The highest per-capita consumption is in Europe where, despite the popularity of cola and energy drinks, tea and coffee are the predominant sources. More than 90 per cent of the caffeine in Britain is consumed as tea or coffee.
Are the perceived benefits real? I know that as a child, the taste of coffee was abhorrent to me, but I loved the smell of roasting coffee.
Recent tests have shown that caffeine is beneficial for athletic performance. It seems mainly to improve endurance. The doses have been big – equal to several cups of filter coffee, but within the limits set by the International Olympic Committee. It has certainly not been banned – there would probably be an international incident if it were.
When I was student, back in the Middle Ages, we drank coffee to keep awake and took pro-plus pills, which were pure caffeine.
They seemed to work for a while, then you crashed, so it was wise to take them only when examinations were nearly over.
When I bought my first pro-plus, I felt as if I was committing a sin. How innocent we were.
Does caffeine have a beneficial physiological effect or is it psychological – the placebo effect?
Wait a minute, I'll just fill my coffee cup again. I don't want to suffer headaches and fatigue, which are the commonest caffeine withdrawal symptoms.
These can go on for days with heavy caffeine consumers. Flu-like symptoms have been reported. Too much caffeine causes the shakes. After taking a caffeine containing drink, the caffeine is distributed rapidly through the body, reaching its highest concentration in the blood and brain within 30 minutes. For adults, half the caffeine will be eliminated within four to six hours, mainly in the urine. The time is longer during pregnancy and shorter in smokers.
The effects of caffeine seem to depend on whether you are a regular consumer or not. Are you hooked? Morning alertness is not good in caffeine consumers before they have had their first cup of coffee. It seems somewhat like smokers with their first cigarette.
Surprisingly, consumption of caffeine has little or no effect on non-consumers. Also, the level of alertness of consumers does not exceed that of non-consumers. Therefore, we have a physiological, albeit not critical, dependence.
The benefits of caffeine are variously disputed. After a week or so of abstinence, former caffeine consumers come to resemble non-consumers in their waking and daytime level of alertness. This makes a strong case for, if not addiction, then dependence on the part of caffeine users, because they need it to function normally.

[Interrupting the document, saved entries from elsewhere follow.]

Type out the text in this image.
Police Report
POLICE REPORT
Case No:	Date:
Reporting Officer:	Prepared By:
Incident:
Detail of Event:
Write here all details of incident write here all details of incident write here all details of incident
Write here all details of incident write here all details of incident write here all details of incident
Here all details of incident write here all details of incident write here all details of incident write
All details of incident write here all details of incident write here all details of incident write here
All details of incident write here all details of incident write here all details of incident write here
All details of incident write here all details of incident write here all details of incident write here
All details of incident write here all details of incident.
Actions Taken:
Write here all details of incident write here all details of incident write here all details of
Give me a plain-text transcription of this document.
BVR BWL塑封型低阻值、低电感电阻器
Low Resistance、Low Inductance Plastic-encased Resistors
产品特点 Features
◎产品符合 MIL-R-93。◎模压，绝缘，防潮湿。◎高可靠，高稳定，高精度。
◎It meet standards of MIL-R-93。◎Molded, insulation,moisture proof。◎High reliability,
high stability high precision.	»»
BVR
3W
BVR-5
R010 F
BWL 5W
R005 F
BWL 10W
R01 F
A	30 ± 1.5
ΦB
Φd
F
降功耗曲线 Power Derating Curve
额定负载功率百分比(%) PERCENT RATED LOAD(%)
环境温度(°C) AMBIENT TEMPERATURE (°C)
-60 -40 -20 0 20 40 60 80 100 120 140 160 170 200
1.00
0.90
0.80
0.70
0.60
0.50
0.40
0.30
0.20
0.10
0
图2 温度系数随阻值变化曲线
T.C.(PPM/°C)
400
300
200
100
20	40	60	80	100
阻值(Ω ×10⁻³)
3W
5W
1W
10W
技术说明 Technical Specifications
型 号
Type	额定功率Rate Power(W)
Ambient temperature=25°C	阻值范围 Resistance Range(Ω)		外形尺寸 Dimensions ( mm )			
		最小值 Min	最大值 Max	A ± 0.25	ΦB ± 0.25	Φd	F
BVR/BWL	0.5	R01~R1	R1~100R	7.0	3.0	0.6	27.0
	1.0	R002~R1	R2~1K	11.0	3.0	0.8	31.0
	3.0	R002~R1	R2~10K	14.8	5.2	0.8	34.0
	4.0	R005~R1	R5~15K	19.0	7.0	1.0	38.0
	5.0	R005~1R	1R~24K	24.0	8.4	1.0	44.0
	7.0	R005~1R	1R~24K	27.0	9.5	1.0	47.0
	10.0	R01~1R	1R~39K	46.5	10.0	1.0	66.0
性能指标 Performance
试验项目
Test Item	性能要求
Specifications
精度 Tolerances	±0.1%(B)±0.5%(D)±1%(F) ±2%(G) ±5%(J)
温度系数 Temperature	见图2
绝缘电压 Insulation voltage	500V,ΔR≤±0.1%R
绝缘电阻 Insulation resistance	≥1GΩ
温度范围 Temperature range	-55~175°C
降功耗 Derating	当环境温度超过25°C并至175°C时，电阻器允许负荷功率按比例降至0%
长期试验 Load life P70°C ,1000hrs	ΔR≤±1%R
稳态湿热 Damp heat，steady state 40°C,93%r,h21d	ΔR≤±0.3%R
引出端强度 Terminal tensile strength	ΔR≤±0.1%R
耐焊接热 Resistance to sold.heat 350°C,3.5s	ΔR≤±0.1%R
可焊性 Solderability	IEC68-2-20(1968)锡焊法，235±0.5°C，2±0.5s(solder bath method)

Caffeine poses a low risk of true and dangerous addiction, perhaps because the psychoactive effects are not particularly pleasurable.
There is a gene that codes for the adenosine A2A receptor that confers susceptibility to caffeine-induced anxiety – anxiogenic.
Among 6000 people surveyed, only 5 per cent gave the anxiety factor as the reason for giving up tea and/or coffee, so it does not seem to be a major problem.
Caffeine combined with aspirin, paracetamol, ibuprofen and codeine in a variety of available analgesic products shows that caffeine does add to their efficacy, especially in the treatment of headaches. The vasoconstrictive action (narrowing of blood vessels) is likely to be important in this context.
That's fine – fill up my coffee cup please.